In January 2021, Reddit's r/WallStreetBets discovered GameStop was shorted to 140% of its float -- meaning more shares were sold short than actually existed. When retail investors drove the price up, Robinhood restricted buying while allowing selling, drawing allegations of coordination with Citadel Securities, which paid Robinhood for order flow and had bailed out Melvin Capital. FINRA had previously fined Citadel for mismarking 6.5 million trades as non-short sales.
“GameStop has been naked shorted beyond its total float. The system is rigged -- hedge funds can short more shares than exist, and when retail wins, they change the rules.”
From “crazy” to confirmed
The Claim Is Made
This is the moment they called it crazy.
When thousands of amateur investors on Reddit discovered in January 2021 that GameStop had been shorted to 140% of its available shares, they weren't just finding an interesting market anomaly. They were exposing a mechanism of financial manipulation that Wall Street had long insisted didn't exist in any meaningful way.
The basic math was simple: if only 69.75 million shares of GameStop existed, but short sellers had sold 97 million shares short, someone was selling stock they didn't own or couldn't borrow. This wasn't a technical glitch. It was naked short selling—a practice that had been nominally illegal for years, yet appeared to be happening on a massive scale.
The initial reaction from financial regulators and mainstream market observers was dismissive. Critics suggested that retail investors were misreading data, that the short interest numbers were exaggerated or misunderstood, or that such widespread naked shorting was implausible in a modern market with sophisticated surveillance systems. The narrative pushed by establishment finance was reassuring: the system worked, regulators were watching, and institutional investors simply had better information than day traders on the internet.
But the evidence mounted in ways that couldn't be easily explained away. When Robinhood, a retail trading platform, suddenly restricted buying of GameStop shares in late January while simultaneously allowing users to sell, the coordination began to look suspicious. Robinhood's owner had previously disclosed that Citadel Securities paid the platform for order flow—essentially paying for access to customer trades. Citadel had also recently bailed out Melvin Capital, a hedge fund with significant GameStop short positions.
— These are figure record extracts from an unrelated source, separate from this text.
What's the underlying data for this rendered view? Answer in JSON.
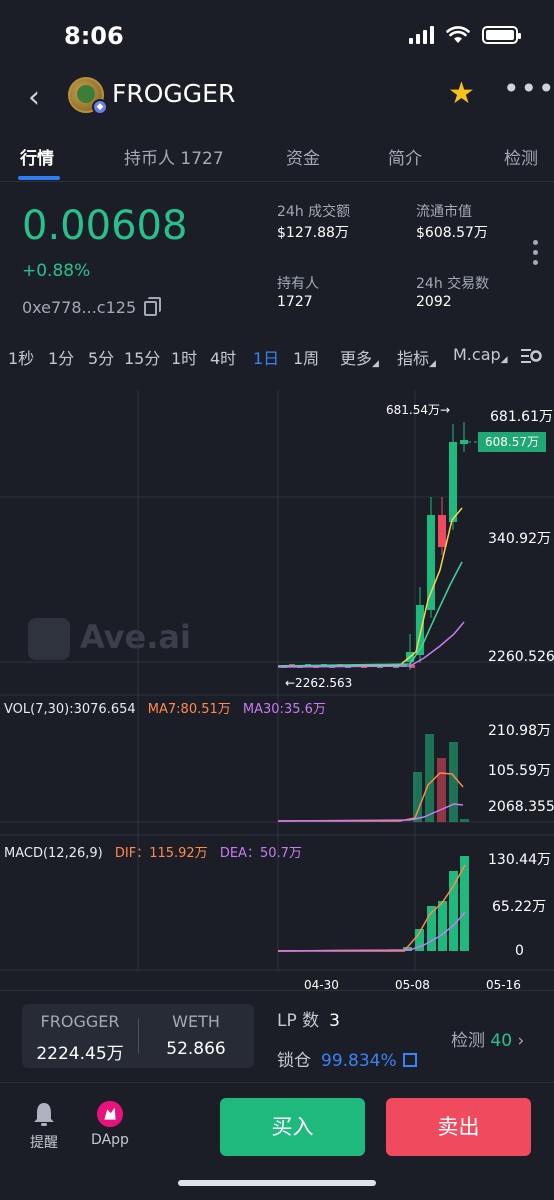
{
  "status_bar": {
    "time": "8:06"
  },
  "header": {
    "token_name": "FROGGER"
  },
  "tabs": [
    "行情",
    "持币人 1727",
    "资金",
    "简介",
    "检测"
  ],
  "price": {
    "value": "0.00608",
    "change": "+0.88%",
    "address": "0xe778...c125"
  },
  "stats": [
    {
      "label": "24h 成交额",
      "value": "$127.88万"
    },
    {
      "label": "流通市值",
      "value": "$608.57万"
    },
    {
      "label": "持有人",
      "value": "1727"
    },
    {
      "label": "24h 交易数",
      "value": "2092"
    }
  ],
  "intervals": {
    "items": [
      "1秒",
      "1分",
      "5分",
      "15分",
      "1时",
      "4时",
      "1日",
      "1周",
      "更多",
      "指标",
      "M.cap"
    ],
    "active": "1日"
  },
  "chart": {
    "watermark": "Ave.ai",
    "price_axis": [
      "681.61万",
      "340.92万",
      "2260.526"
    ],
    "current_tag": "608.57万",
    "high_marker": "681.54万→",
    "low_marker": "←2262.563",
    "vol_line": {
      "label": "VOL(7,30):3076.654",
      "ma7": "MA7:80.51万",
      "ma30": "MA30:35.6万"
    },
    "vol_axis": [
      "210.98万",
      "105.59万",
      "2068.355"
    ],
    "macd_line": {
      "label": "MACD(12,26,9)",
      "dif": "DIF：115.92万",
      "dea": "DEA：50.7万"
    },
    "macd_axis": [
      "130.44万",
      "65.22万",
      "0"
    ],
    "dates": [
      "04-30",
      "05-08",
      "05-16"
    ],
    "colors": {
      "up": "#1fb97e",
      "down": "#f04a5f",
      "ma7": "#f7d54a",
      "ma30": "#3ed6a0",
      "ma60": "#c97bf2"
    }
  },
  "pool": {
    "token_a": "FROGGER",
    "amount_a": "2224.45万",
    "token_b": "WETH",
    "amount_b": "52.866",
    "lp_label": "LP 数",
    "lp_value": "3",
    "lock_label": "锁仓",
    "lock_value": "99.834%",
    "detect_label": "检测",
    "detect_value": "40"
  },
  "nav": {
    "alert": "提醒",
    "dapp": "DApp",
    "buy": "买入",
    "sell": "卖出"
  }
}
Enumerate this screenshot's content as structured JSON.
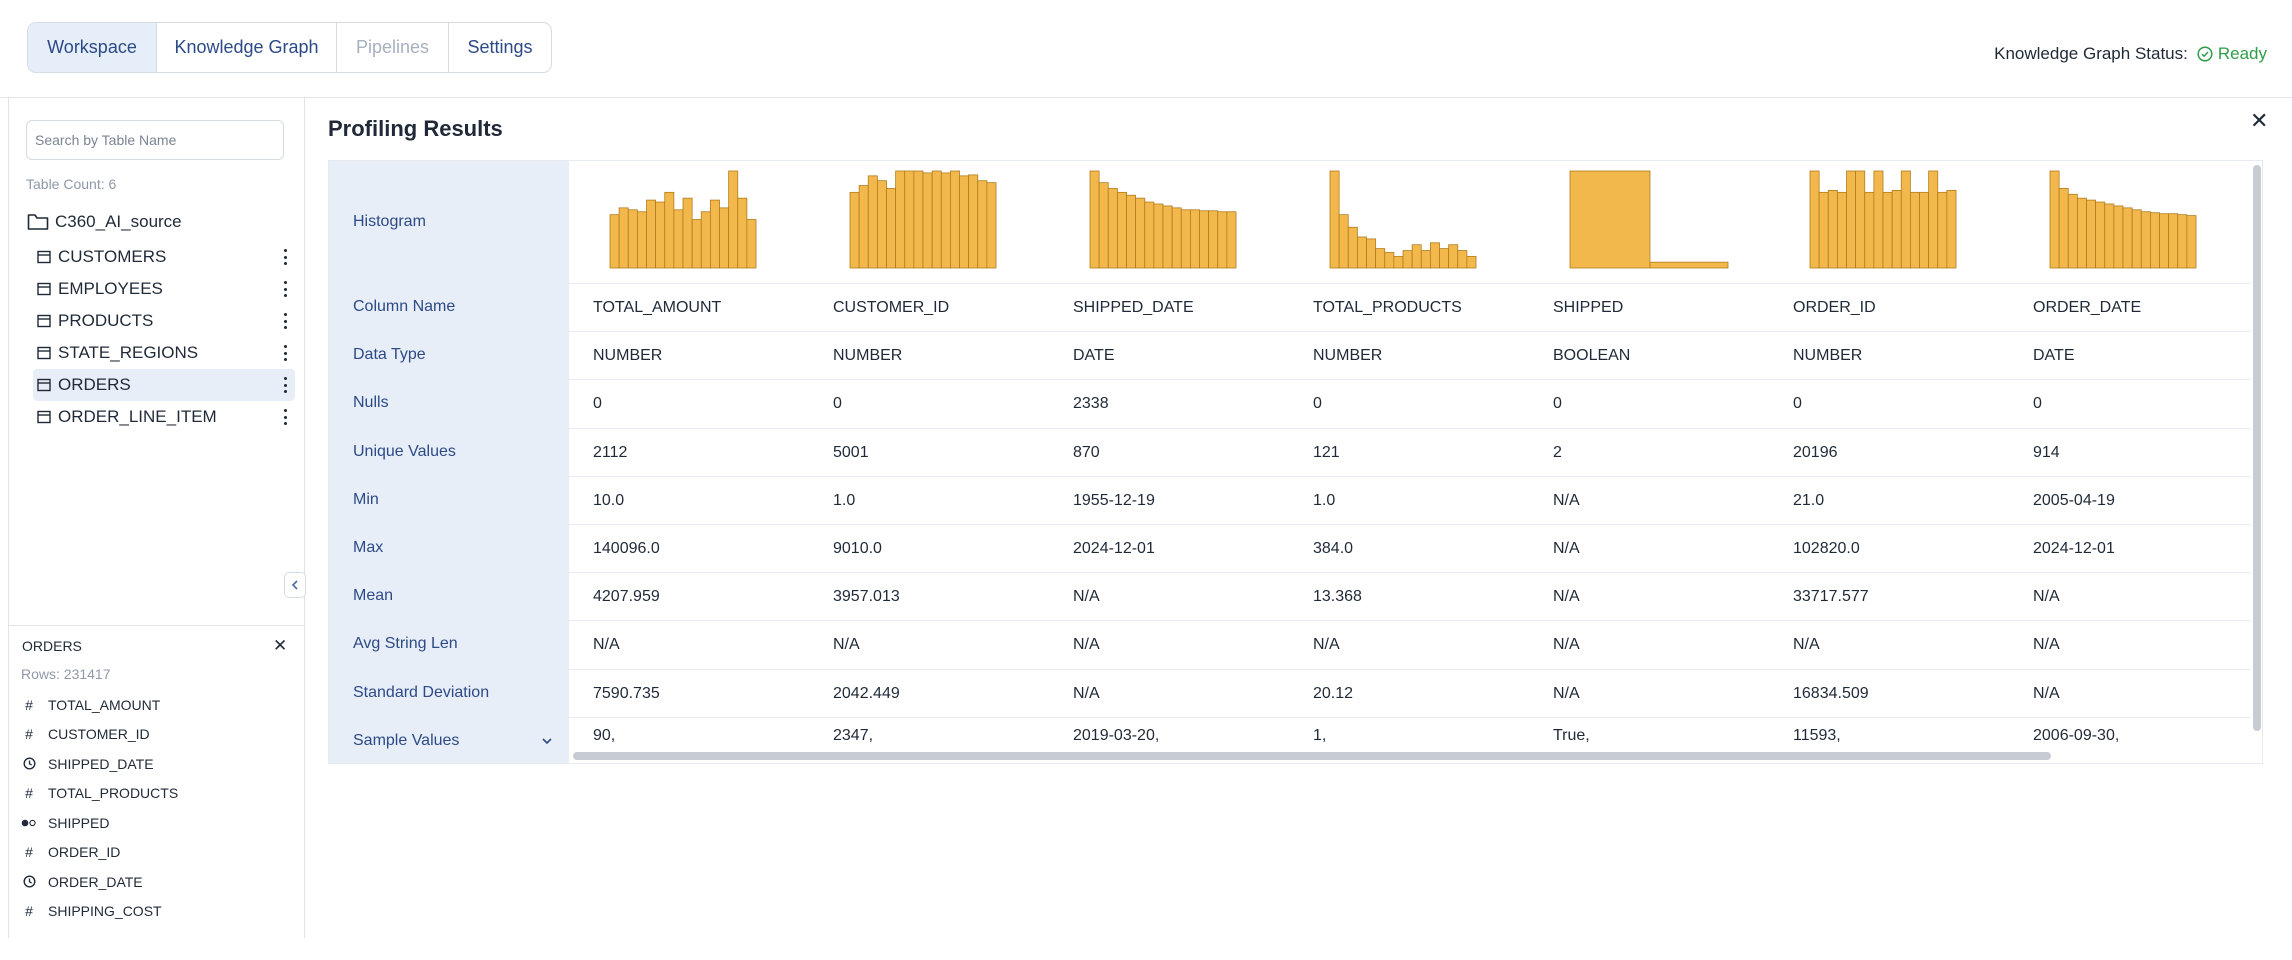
{
  "tabs": [
    {
      "label": "Workspace",
      "state": "active"
    },
    {
      "label": "Knowledge Graph",
      "state": "normal"
    },
    {
      "label": "Pipelines",
      "state": "disabled"
    },
    {
      "label": "Settings",
      "state": "normal"
    }
  ],
  "kg_status": {
    "label": "Knowledge Graph Status:",
    "value": "Ready",
    "icon": "check-circle-icon",
    "color": "#2e9e49"
  },
  "sidebar": {
    "search_placeholder": "Search by Table Name",
    "table_count": "Table Count: 6",
    "root": "C360_AI_source",
    "tables": [
      {
        "name": "CUSTOMERS",
        "selected": false
      },
      {
        "name": "EMPLOYEES",
        "selected": false
      },
      {
        "name": "PRODUCTS",
        "selected": false
      },
      {
        "name": "STATE_REGIONS",
        "selected": false
      },
      {
        "name": "ORDERS",
        "selected": true
      },
      {
        "name": "ORDER_LINE_ITEM",
        "selected": false
      }
    ],
    "detail": {
      "title": "ORDERS",
      "rows": "Rows: 231417",
      "fields": [
        {
          "name": "TOTAL_AMOUNT",
          "icon": "hash"
        },
        {
          "name": "CUSTOMER_ID",
          "icon": "hash"
        },
        {
          "name": "SHIPPED_DATE",
          "icon": "clock"
        },
        {
          "name": "TOTAL_PRODUCTS",
          "icon": "hash"
        },
        {
          "name": "SHIPPED",
          "icon": "toggle"
        },
        {
          "name": "ORDER_ID",
          "icon": "hash"
        },
        {
          "name": "ORDER_DATE",
          "icon": "clock"
        },
        {
          "name": "SHIPPING_COST",
          "icon": "hash"
        }
      ]
    }
  },
  "profiling": {
    "title": "Profiling Results",
    "row_labels": [
      "Histogram",
      "Column Name",
      "Data Type",
      "Nulls",
      "Unique Values",
      "Min",
      "Max",
      "Mean",
      "Avg String Len",
      "Standard Deviation",
      "Sample Values"
    ],
    "bar_color": "#f2b84b",
    "columns": [
      {
        "name": "TOTAL_AMOUNT",
        "type": "NUMBER",
        "nulls": "0",
        "unique": "2112",
        "min": "10.0",
        "max": "140096.0",
        "mean": "4207.959",
        "avg_len": "N/A",
        "stddev": "7590.735",
        "sample": "90,",
        "hist": [
          0.55,
          0.62,
          0.6,
          0.58,
          0.7,
          0.68,
          0.78,
          0.6,
          0.72,
          0.5,
          0.58,
          0.7,
          0.62,
          1.0,
          0.72,
          0.5
        ]
      },
      {
        "name": "CUSTOMER_ID",
        "type": "NUMBER",
        "nulls": "0",
        "unique": "5001",
        "min": "1.0",
        "max": "9010.0",
        "mean": "3957.013",
        "avg_len": "N/A",
        "stddev": "2042.449",
        "sample": "2347,",
        "hist": [
          0.78,
          0.85,
          0.95,
          0.9,
          0.82,
          1.0,
          1.0,
          1.0,
          0.98,
          1.0,
          0.98,
          1.0,
          0.95,
          0.96,
          0.9,
          0.88
        ]
      },
      {
        "name": "SHIPPED_DATE",
        "type": "DATE",
        "nulls": "2338",
        "unique": "870",
        "min": "1955-12-19",
        "max": "2024-12-01",
        "mean": "N/A",
        "avg_len": "N/A",
        "stddev": "N/A",
        "sample": "2019-03-20,",
        "hist": [
          1.0,
          0.88,
          0.82,
          0.78,
          0.75,
          0.72,
          0.68,
          0.66,
          0.64,
          0.62,
          0.6,
          0.6,
          0.59,
          0.59,
          0.58,
          0.58
        ]
      },
      {
        "name": "TOTAL_PRODUCTS",
        "type": "NUMBER",
        "nulls": "0",
        "unique": "121",
        "min": "1.0",
        "max": "384.0",
        "mean": "13.368",
        "avg_len": "N/A",
        "stddev": "20.12",
        "sample": "1,",
        "hist": [
          1.0,
          0.55,
          0.42,
          0.32,
          0.3,
          0.2,
          0.16,
          0.12,
          0.18,
          0.24,
          0.18,
          0.26,
          0.2,
          0.24,
          0.18,
          0.12
        ]
      },
      {
        "name": "SHIPPED",
        "type": "BOOLEAN",
        "nulls": "0",
        "unique": "2",
        "min": "N/A",
        "max": "N/A",
        "mean": "N/A",
        "avg_len": "N/A",
        "stddev": "N/A",
        "sample": "True,",
        "hist": [
          1.0,
          0.06
        ]
      },
      {
        "name": "ORDER_ID",
        "type": "NUMBER",
        "nulls": "0",
        "unique": "20196",
        "min": "21.0",
        "max": "102820.0",
        "mean": "33717.577",
        "avg_len": "N/A",
        "stddev": "16834.509",
        "sample": "11593,",
        "hist": [
          1.0,
          0.78,
          0.8,
          0.78,
          1.0,
          1.0,
          0.78,
          1.0,
          0.78,
          0.8,
          1.0,
          0.78,
          0.78,
          1.0,
          0.78,
          0.8
        ]
      },
      {
        "name": "ORDER_DATE",
        "type": "DATE",
        "nulls": "0",
        "unique": "914",
        "min": "2005-04-19",
        "max": "2024-12-01",
        "mean": "N/A",
        "avg_len": "N/A",
        "stddev": "N/A",
        "sample": "2006-09-30,",
        "hist": [
          1.0,
          0.82,
          0.76,
          0.72,
          0.7,
          0.68,
          0.66,
          0.64,
          0.62,
          0.6,
          0.58,
          0.57,
          0.56,
          0.56,
          0.55,
          0.54
        ]
      }
    ]
  }
}
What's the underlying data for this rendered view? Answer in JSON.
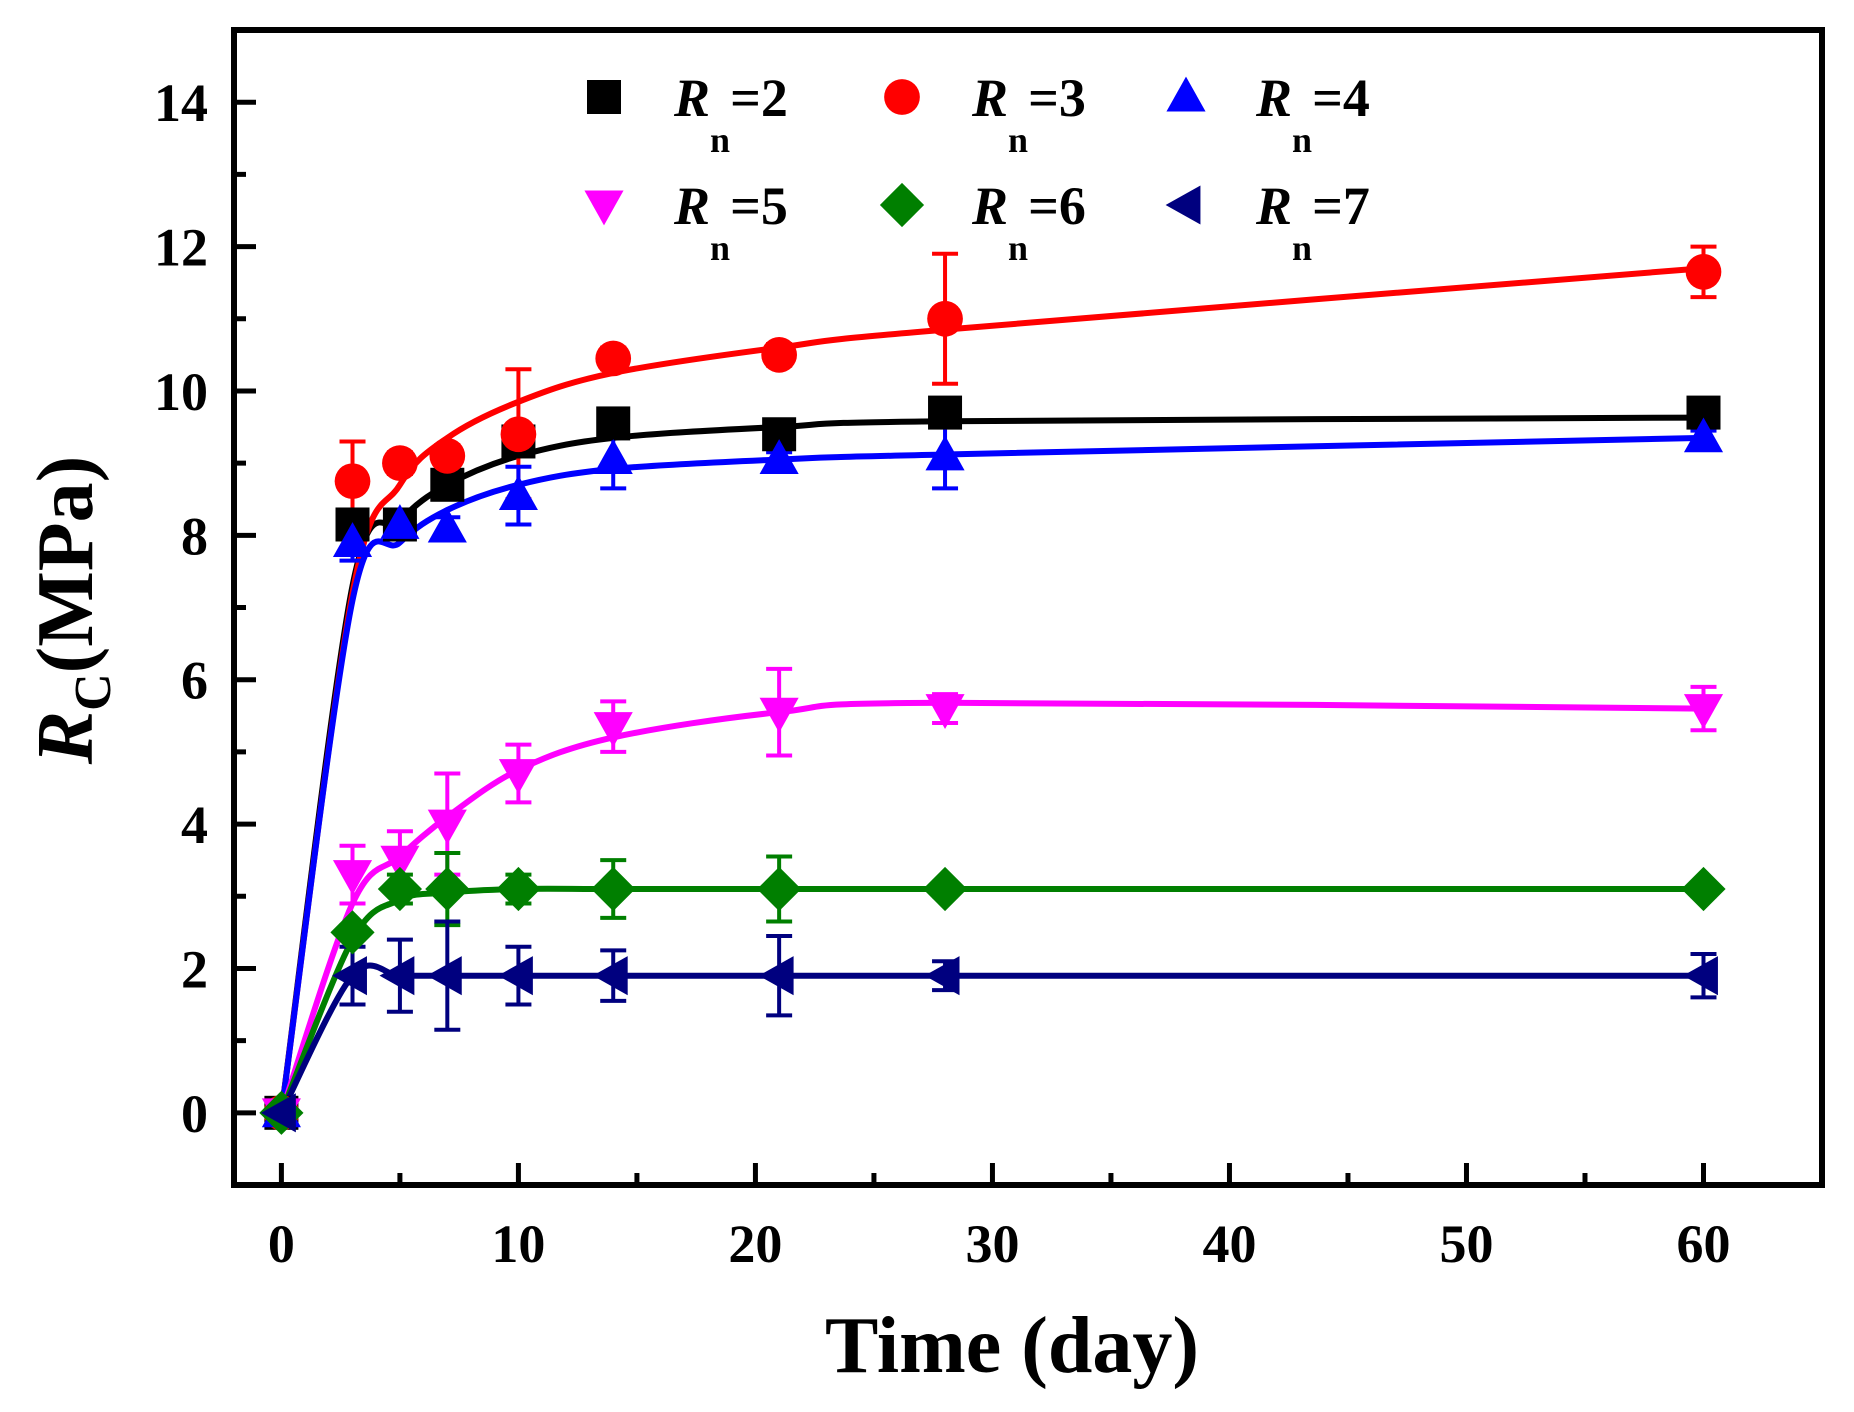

The historical record provided additional context. In 2020, the Financial Industry Regulatory Authority (FINRA) had fined Citadel Securities for mismarking 6.5 million trades as non-short sales when they should have been marked as short sales. This wasn't ancient history. It was recent evidence of the exact kind of deceptive practice that allegedly created the GameStop situation.
What made GameStop's exposure particularly significant was that it revealed the naked shorting problem wasn't theoretical. The financial system's own data showed shares being shorted beyond the float. When retail investors simply refused to sell and instead bought more shares, the mechanics of the scheme became visible to anyone paying attention. The price had to go up because there genuinely weren't enough shares in existence to cover the short positions.
The real question isn't whether GameStop proved all of Wall Street was engaged in naked shorting. The real question is why a practice supposedly policed by regulators had become so prevalent that a casual look at one stock revealed it was being shorted over 140% of available shares. Either regulators weren't looking, or they were aware and chose not to intervene—until retail investors forced the issue into public view.
This matters because financial markets only function if participants believe the game is played by consistent rules. When retail investors can prove through public data that those rules are being systematically broken, and when trading platforms mysteriously restrict access during crucial moments, public trust in the entire system erodes. GameStop didn't just expose naked shorting. It exposed the possibility that the system's referees might be on the other team.